BAs and testers traditionally team up when it comes to testing. In agile environments the situation is the same -- pairing to assess bugs and defects that in Waterfall environments may not have been discovered until right at the end of the project when it was simply too late or too expensive to correct. Testing to understand whether end-users will find software easy to use, however, takes a different approach. Afterall, surely you need a significant enough product before end-users can start to test it?
Matthew will present a case study of usability testing in a Scrum project operating in an enterprise using Waterfall. This is an interactive session that examines usability testing techniques and the psycho-cognitive disciplines that underpins them. He'll detail the issues in adapting traditional user-experience testing methods and techniques – heuristics, cognitive walk-thru and expert review – to the Sprint cycle as well as the role that formal usability testing then took to attempt to increase awareness of the impact of design debt in the developer-only team, and the re-work that resulted that could have otherwise been avoided. Matthew will then articulate the major usability findings from assessing the features produced by the team, the remedies to improve usability in the context of the Scrum by drawing on Lean thinking, and the Enterprise Definition of Done for all software development projects that emerged. Specifically, Matthew look at the question of timing of usability testing in Scrum and answer it with lessons learned from his experiences on this project, and conclude by looking at experiences with this, and a number of other teams, and the conflict in ideology that has often arisen between minimal viable product, minimal *usable* feature, and what an end-user values.

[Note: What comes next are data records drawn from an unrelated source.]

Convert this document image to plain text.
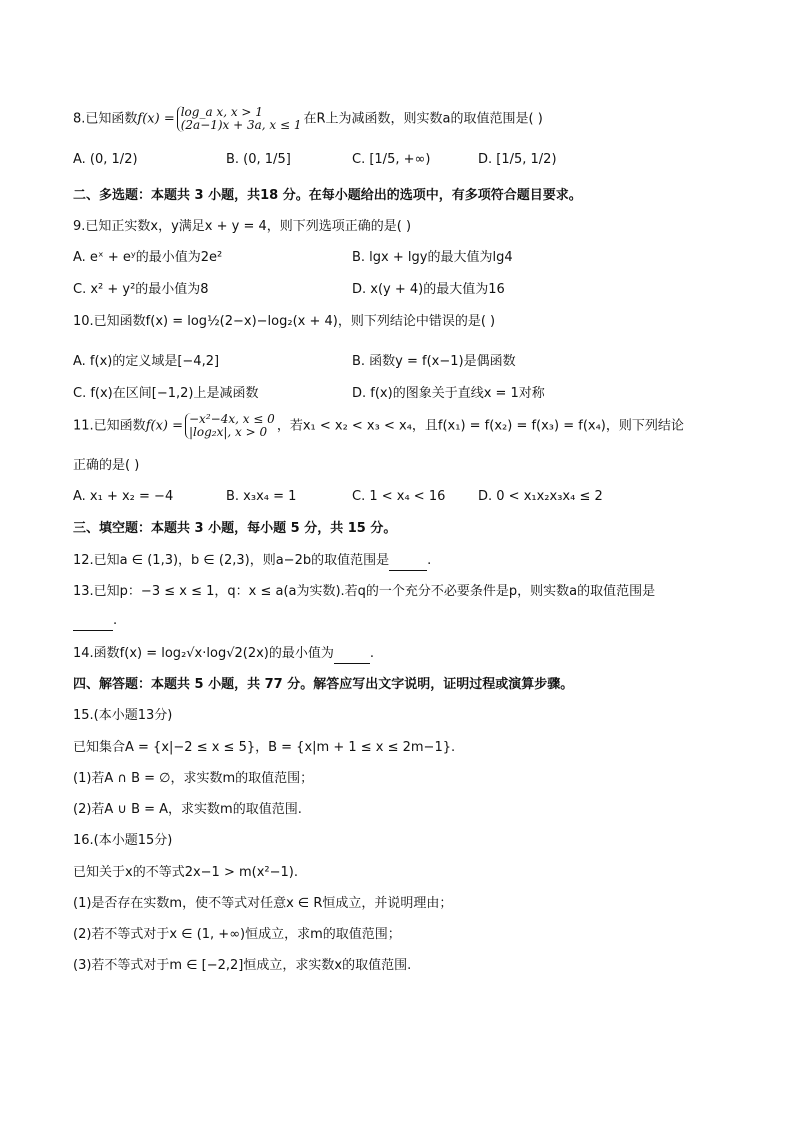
8.已知函数f(x) = log_a x, x > 1
(2a−1)x + 3a, x ≤ 1 在R上为减函数，则实数a的取值范围是( )
A. (0, 1/2)	B. (0, 1/5]	C. [1/5, +∞)	D. [1/5, 1/2)
二、多选题：本题共 3 小题，共18 分。在每小题给出的选项中，有多项符合题目要求。
9.已知正实数x，y满足x + y = 4，则下列选项正确的是( )
A. eˣ + eʸ的最小值为2e²	B. lgx + lgy的最大值为lg4
C. x² + y²的最小值为8	D. x(y + 4)的最大值为16
10.已知函数f(x) = log½(2−x)−log₂(x + 4)，则下列结论中错误的是( )
A. f(x)的定义域是[−4,2]	B. 函数y = f(x−1)是偶函数
C. f(x)在区间[−1,2)上是减函数	D. f(x)的图象关于直线x = 1对称
11.已知函数f(x) = −x²−4x, x ≤ 0
|log₂x|, x > 0 ，若x₁ < x₂ < x₃ < x₄，且f(x₁) = f(x₂) = f(x₃) = f(x₄)，则下列结论
正确的是( )
A. x₁ + x₂ = −4	B. x₃x₄ = 1	C. 1 < x₄ < 16	D. 0 < x₁x₂x₃x₄ ≤ 2
三、填空题：本题共 3 小题，每小题 5 分，共 15 分。
12.已知a ∈ (1,3)，b ∈ (2,3)，则a−2b的取值范围是	.
13.已知p：−3 ≤ x ≤ 1，q：x ≤ a(a为实数).若q的一个充分不必要条件是p，则实数a的取值范围是
.
14.函数f(x) = log₂√x·log√2(2x)的最小值为	.
四、解答题：本题共 5 小题，共 77 分。解答应写出文字说明，证明过程或演算步骤。
15.(本小题13分)
已知集合A = {x|−2 ≤ x ≤ 5}，B = {x|m + 1 ≤ x ≤ 2m−1}.
(1)若A ∩ B = ∅，求实数m的取值范围；
(2)若A ∪ B = A，求实数m的取值范围.
16.(本小题15分)
已知关于x的不等式2x−1 > m(x²−1).
(1)是否存在实数m，使不等式对任意x ∈ R恒成立，并说明理由；
(2)若不等式对于x ∈ (1, +∞)恒成立，求m的取值范围；
(3)若不等式对于m ∈ [−2,2]恒成立，求实数x的取值范围.
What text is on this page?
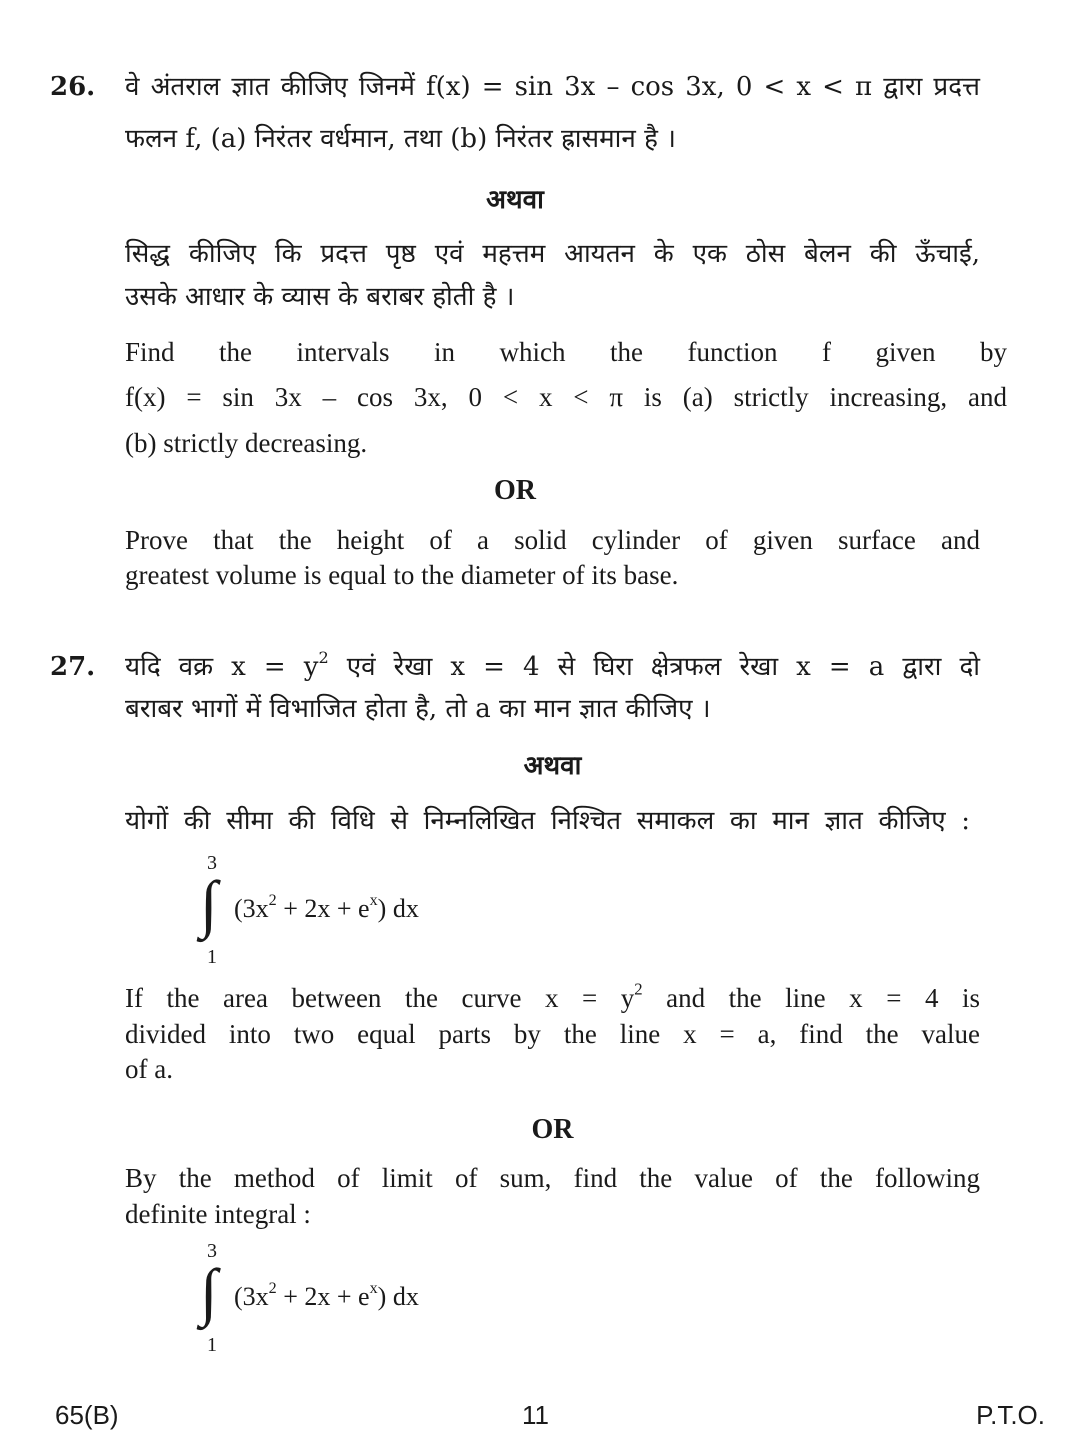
26. वे अंतराल ज्ञात कीजिए जिनमें f(x) = sin 3x – cos 3x, 0 < x < π द्वारा प्रदत्त
फलन f, (a) निरंतर वर्धमान, तथा (b) निरंतर ह्रासमान है ।
अथवा
सिद्ध कीजिए कि प्रदत्त पृष्ठ एवं महत्तम आयतन के एक ठोस बेलन की ऊँचाई,
उसके आधार के व्यास के बराबर होती है ।
Find the intervals in which the function f given by
f(x) = sin 3x – cos 3x, 0 < x < π is (a) strictly increasing, and
(b) strictly decreasing.
OR
Prove that the height of a solid cylinder of given surface and
greatest volume is equal to the diameter of its base.
27. यदि वक्र $x = y^2$ एवं रेखा x = 4 से घिरा क्षेत्रफल रेखा x = a द्वारा दो
बराबर भागों में विभाजित होता है, तो a का मान ज्ञात कीजिए ।
अथवा
योगों की सीमा की विधि से निम्नलिखित निश्चित समाकल का मान ज्ञात कीजिए :
3
∫
1
$(3x^2 + 2x + e^x)$ dx
If the area between the curve $x = y^2$ and the line x = 4 is
divided into two equal parts by the line x = a, find the value
of a.
OR
By the method of limit of sum, find the value of the following
definite integral :
3
∫
1
$(3x^2 + 2x + e^x)$ dx
65(B)	11	P.T.O.
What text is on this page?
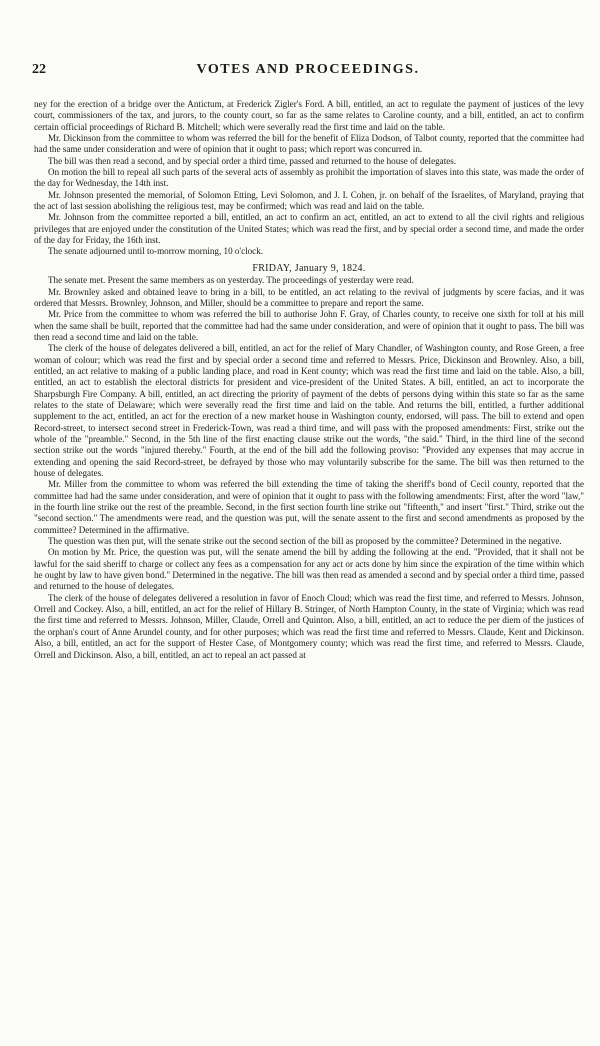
22	VOTES AND PROCEEDINGS.

ney for the erection of a bridge over the Antictum, at Frederick Zigler's Ford. A bill, entitled, an act to regulate the payment of justices of the levy court, commissioners of the tax, and jurors, to the county court, so far as the same relates to Caroline county, and a bill, entitled, an act to confirm certain official proceedings of Richard B. Mitchell; which were severally read the first time and laid on the table.

Mr. Dickinson from the committee to whom was referred the bill for the benefit of Eliza Dodson, of Talbot county, reported that the committee had had the same under consideration and were of opinion that it ought to pass; which report was concurred in.

The bill was then read a second, and by special order a third time, passed and returned to the house of delegates.

On motion the bill to repeal all such parts of the several acts of assembly as prohibit the importation of slaves into this state, was made the order of the day for Wednesday, the 14th inst.

Mr. Johnson presented the memorial, of Solomon Etting, Levi Solomon, and J. I. Cohen, jr. on behalf of the Israelites, of Maryland, praying that the act of last session abolishing the religious test, may be confirmed; which was read and laid on the table.

Mr. Johnson from the committee reported a bill, entitled, an act to confirm an act, entitled, an act to extend to all the civil rights and religious privileges that are enjoyed under the constitution of the United States; which was read the first, and by special order a second time, and made the order of the day for Friday, the 16th inst.

The senate adjourned until to-morrow morning, 10 o'clock.

FRIDAY, January 9, 1824.

The senate met. Present the same members as on yesterday. The proceedings of yesterday were read.

Mr. Brownley asked and obtained leave to bring in a bill, to be entitled, an act relating to the revival of judgments by scere facias, and it was ordered that Messrs. Brownley, Johnson, and Miller, should be a committee to prepare and report the same.

Mr. Price from the committee to whom was referred the bill to authorise John F. Gray, of Charles county, to receive one sixth for toll at his mill when the same shall be built, reported that the committee had had the same under consideration, and were of opinion that it ought to pass. The bill was then read a second time and laid on the table.

The clerk of the house of delegates delivered a bill, entitled, an act for the relief of Mary Chandler, of Washington county, and Rose Green, a free woman of colour; which was read the first and by special order a second time and referred to Messrs. Price, Dickinson and Brownley. Also, a bill, entitled, an act relative to making of a public landing place, and road in Kent county; which was read the first time and laid on the table. Also, a bill, entitled, an act to establish the electoral districts for president and vice-president of the United States. A bill, entitled, an act to incorporate the Sharpsburgh Fire Company. A bill, entitled, an act directing the priority of payment of the debts of persons dying within this state so far as the same relates to the state of Delaware; which were severally read the first time and laid on the table. And returns the bill, entitled, a further additional supplement to the act, entitled, an act for the erection of a new market house in Washington county, endorsed, will pass. The bill to extend and open Record-street, to intersect second street in Frederick-Town, was read a third time, and will pass with the proposed amendments: First, strike out the whole of the "preamble." Second, in the 5th line of the first enacting clause strike out the words, "the said." Third, in the third line of the second section strike out the words "injured thereby." Fourth, at the end of the bill add the following proviso: "Provided any expenses that may accrue in extending and opening the said Record-street, be defrayed by those who may voluntarily subscribe for the same. The bill was then returned to the house of delegates.

Mr. Miller from the committee to whom was referred the bill extending the time of taking the sheriff's bond of Cecil county, reported that the committee had had the same under consideration, and were of opinion that it ought to pass with the following amendments: First, after the word "law," in the fourth line strike out the rest of the preamble. Second, in the first section fourth line strike out "fifteenth," and insert "first." Third, strike out the "second section." The amendments were read, and the question was put, will the senate assent to the first and second amendments as proposed by the committee? Determined in the affirmative.

The question was then put, will the senate strike out the second section of the bill as proposed by the committee? Determined in the negative.

On motion by Mr. Price, the question was put, will the senate amend the bill by adding the following at the end. "Provided, that it shall not be lawful for the said sheriff to charge or collect any fees as a compensation for any act or acts done by him since the expiration of the time within which he ought by law to have given bond." Determined in the negative. The bill was then read as amended a second and by special order a third time, passed and returned to the house of delegates.

The clerk of the house of delegates delivered a resolution in favor of Enoch Cloud; which was read the first time, and referred to Messrs. Johnson, Orrell and Cockey. Also, a bill, entitled, an act for the relief of Hillary B. Stringer, of North Hampton County, in the state of Virginia; which was read the first time and referred to Messrs. Johnson, Miller, Claude, Orrell and Quinton. Also, a bill, entitled, an act to reduce the per diem of the justices of the orphan's court of Anne Arundel county, and for other purposes; which was read the first time and referred to Messrs. Claude, Kent and Dickinson. Also, a bill, entitled, an act for the support of Hester Case, of Montgomery county; which was read the first time, and referred to Messrs. Claude, Orrell and Dickinson. Also, a bill, entitled, an act to repeal an act passed at
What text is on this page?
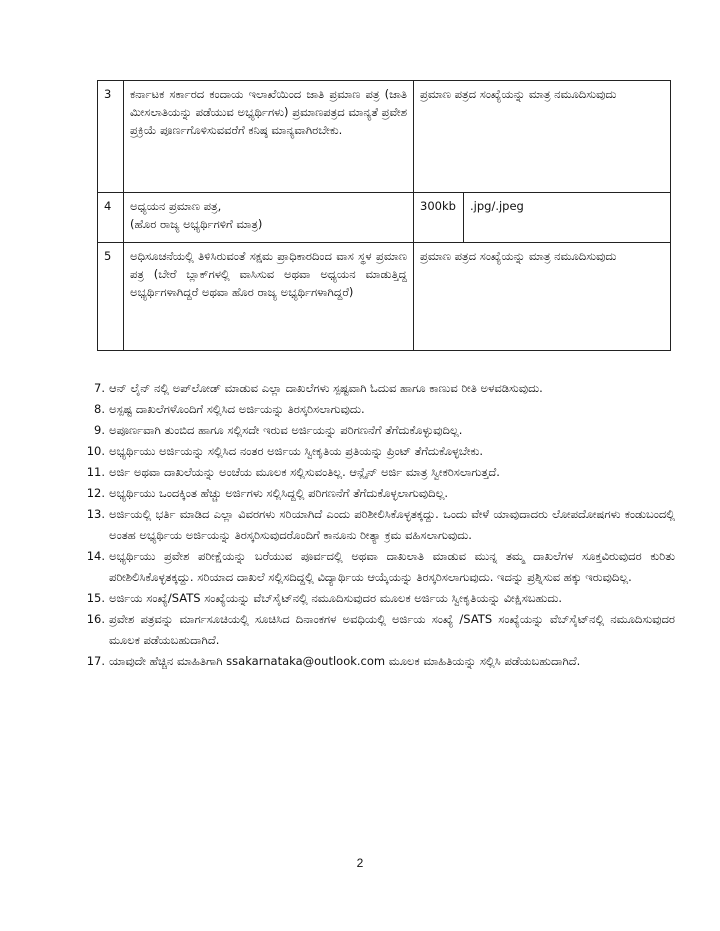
3	ಕರ್ನಾಟಕ ಸರ್ಕಾರದ ಕಂದಾಯ ಇಲಾಖೆಯಿಂದ ಜಾತಿ ಪ್ರಮಾಣ ಪತ್ರ (ಜಾತಿ ಮೀಸಲಾತಿಯನ್ನು ಪಡೆಯುವ ಅಭ್ಯರ್ಥಿಗಳು) ಪ್ರಮಾಣಪತ್ರದ ಮಾನ್ಯತೆ ಪ್ರವೇಶ ಪ್ರಕ್ರಿಯೆ ಪೂರ್ಣಗೊಳಿಸುವವರೆಗೆ ಕನಿಷ್ಠ ಮಾನ್ಯವಾಗಿರಬೇಕು.	ಪ್ರಮಾಣ ಪತ್ರದ ಸಂಖ್ಯೆಯನ್ನು ಮಾತ್ರ ನಮೂದಿಸುವುದು	
4	ಅಧ್ಯಯನ ಪ್ರಮಾಣ ಪತ್ರ,
(ಹೊರ ರಾಜ್ಯ ಅಭ್ಯರ್ಥಿಗಳಿಗೆ ಮಾತ್ರ)	300kb	.jpg/.jpeg
5	ಅಧಿಸೂಚನೆಯಲ್ಲಿ ತಿಳಿಸಿರುವಂತೆ ಸಕ್ಷಮ ಪ್ರಾಧಿಕಾರದಿಂದ ವಾಸ ಸ್ಥಳ ಪ್ರಮಾಣ ಪತ್ರ (ಬೇರೆ ಬ್ಲಾಕ್‌ಗಳಲ್ಲಿ ವಾಸಿಸುವ ಅಥವಾ ಅಧ್ಯಯನ ಮಾಡುತ್ತಿದ್ದ ಅಭ್ಯರ್ಥಿಗಳಾಗಿದ್ದರೆ ಅಥವಾ ಹೊರ ರಾಜ್ಯ ಅಭ್ಯರ್ಥಿಗಳಾಗಿದ್ದರೆ)	ಪ್ರಮಾಣ ಪತ್ರದ ಸಂಖ್ಯೆಯನ್ನು ಮಾತ್ರ ನಮೂದಿಸುವುದು	
7. ಆನ್ ಲೈನ್ ನಲ್ಲಿ ಅಪ್‌ಲೋಡ್ ಮಾಡುವ ಎಲ್ಲಾ ದಾಖಲೆಗಳು ಸ್ಪಷ್ಟವಾಗಿ ಓದುವ ಹಾಗೂ ಕಾಣುವ ರೀತಿ ಅಳವಡಿಸುವುದು.
8. ಅಸ್ಪಷ್ಟ ದಾಖಲೆಗಳೊಂದಿಗೆ ಸಲ್ಲಿಸಿದ ಅರ್ಜಿಯನ್ನು ತಿರಸ್ಕರಿಸಲಾಗುವುದು.
9. ಅಪೂರ್ಣವಾಗಿ ತುಂಬಿದ ಹಾಗೂ ಸಲ್ಲಿಸದೇ ಇರುವ ಅರ್ಜಿಯನ್ನು ಪರಿಗಣನೆಗೆ ತೆಗೆದುಕೊಳ್ಳುವುದಿಲ್ಲ.
10. ಅಭ್ಯರ್ಥಿಯು ಅರ್ಜಿಯನ್ನು ಸಲ್ಲಿಸಿದ ನಂತರ ಅರ್ಜಿಯ ಸ್ವೀಕೃತಿಯ ಪ್ರತಿಯನ್ನು ಪ್ರಿಂಟ್ ತೆಗೆದುಕೊಳ್ಳಬೇಕು.
11. ಅರ್ಜಿ ಅಥವಾ ದಾಖಲೆಯನ್ನು ಅಂಚೆಯ ಮೂಲಕ ಸಲ್ಲಿಸುವಂತಿಲ್ಲ. ಆನ್ಲೈನ್ ಅರ್ಜಿ ಮಾತ್ರ ಸ್ವೀಕರಿಸಲಾಗುತ್ತದೆ.
12. ಅಭ್ಯರ್ಥಿಯು ಒಂದಕ್ಕಿಂತ ಹೆಚ್ಚು ಅರ್ಜಿಗಳು ಸಲ್ಲಿಸಿದ್ದಲ್ಲಿ ಪರಿಗಣನೆಗೆ ತೆಗೆದುಕೊಳ್ಳಲಾಗುವುದಿಲ್ಲ.
13. ಅರ್ಜಿಯಲ್ಲಿ ಭರ್ತಿ ಮಾಡಿದ ಎಲ್ಲಾ ವಿವರಗಳು ಸರಿಯಾಗಿದೆ ಎಂದು ಪರಿಶೀಲಿಸಿಕೊಳ್ಳತಕ್ಕದ್ದು. ಒಂದು ವೇಳೆ ಯಾವುದಾದರು ಲೋಪದೋಷಗಳು ಕಂಡುಬಂದಲ್ಲಿ ಅಂತಹ ಅಭ್ಯರ್ಥಿಯ ಅರ್ಜಿಯನ್ನು ತಿರಸ್ಕರಿಸುವುದರೊಂದಿಗೆ ಕಾನೂನು ರೀತ್ಯಾ ಕ್ರಮ ವಹಿಸಲಾಗುವುದು.
14. ಅಭ್ಯರ್ಥಿಯು ಪ್ರವೇಶ ಪರೀಕ್ಷೆಯನ್ನು ಬರೆಯುವ ಪೂರ್ವದಲ್ಲಿ ಅಥವಾ ದಾಖಲಾತಿ ಮಾಡುವ ಮುನ್ನ ತಮ್ಮ ದಾಖಲೆಗಳ ಸೂಕ್ತವಿರುವುದರ ಕುರಿತು ಪರೀಶಿಲಿಸಿಕೊಳ್ಳತಕ್ಕದ್ದು. ಸರಿಯಾದ ದಾಖಲೆ ಸಲ್ಲಿಸದಿದ್ದಲ್ಲಿ ವಿದ್ಯಾರ್ಥಿಯ ಆಯ್ಕೆಯನ್ನು ತಿರಸ್ಕರಿಸಲಾಗುವುದು. ಇದನ್ನು ಪ್ರಶ್ನಿಸುವ ಹಕ್ಕು ಇರುವುದಿಲ್ಲ.
15. ಅರ್ಜಿಯ ಸಂಖ್ಯೆ/SATS ಸಂಖ್ಯೆಯನ್ನು ವೆಬ್‌ಸೈಟ್‌ನಲ್ಲಿ ನಮೂದಿಸುವುದರ ಮೂಲಕ ಅರ್ಜಿಯ ಸ್ವೀಕೃತಿಯನ್ನು ವೀಕ್ಷಿಸಬಹುದು.
16. ಪ್ರವೇಶ ಪತ್ರವನ್ನು ಮಾರ್ಗಸೂಚಿಯಲ್ಲಿ ಸೂಚಿಸಿದ ದಿನಾಂಕಗಳ ಅವಧಿಯಲ್ಲಿ ಅರ್ಜಿಯ ಸಂಖ್ಯೆ /SATS ಸಂಖ್ಯೆಯನ್ನು ವೆಬ್‌ಸೈಟ್‌ನಲ್ಲಿ ನಮೂದಿಸುವುದರ ಮೂಲಕ ಪಡೆಯಬಹುದಾಗಿದೆ.
17. ಯಾವುದೇ ಹೆಚ್ಚಿನ ಮಾಹಿತಿಗಾಗಿ ssakarnataka@outlook.com ಮೂಲಕ ಮಾಹಿತಿಯನ್ನು ಸಲ್ಲಿಸಿ ಪಡೆಯಬಹುದಾಗಿದೆ.
2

Techniques and topics on how -not- to attempt to describe usability in a User Story. Techniques for UX as BDD and Definition of Done. A pattern for conducting usability testing in Scrum environments. Patterns for breaking down and estimating usability improvements when the scope of recommendations seem to vast. Common pitfalls in usability to watch out and avoid for when your team lacks UX skills particularly where cognitive load, cognitive complexity, visual contrast and visual flow are concerned, and how to develop these UX skills in team members. The important lessons learned from Matthew's previous projects regarding the valuable synergies between UX, user-centred design, usability and Lean inherent in Scrum that can ensure features developed are valued by users, not just those who created them.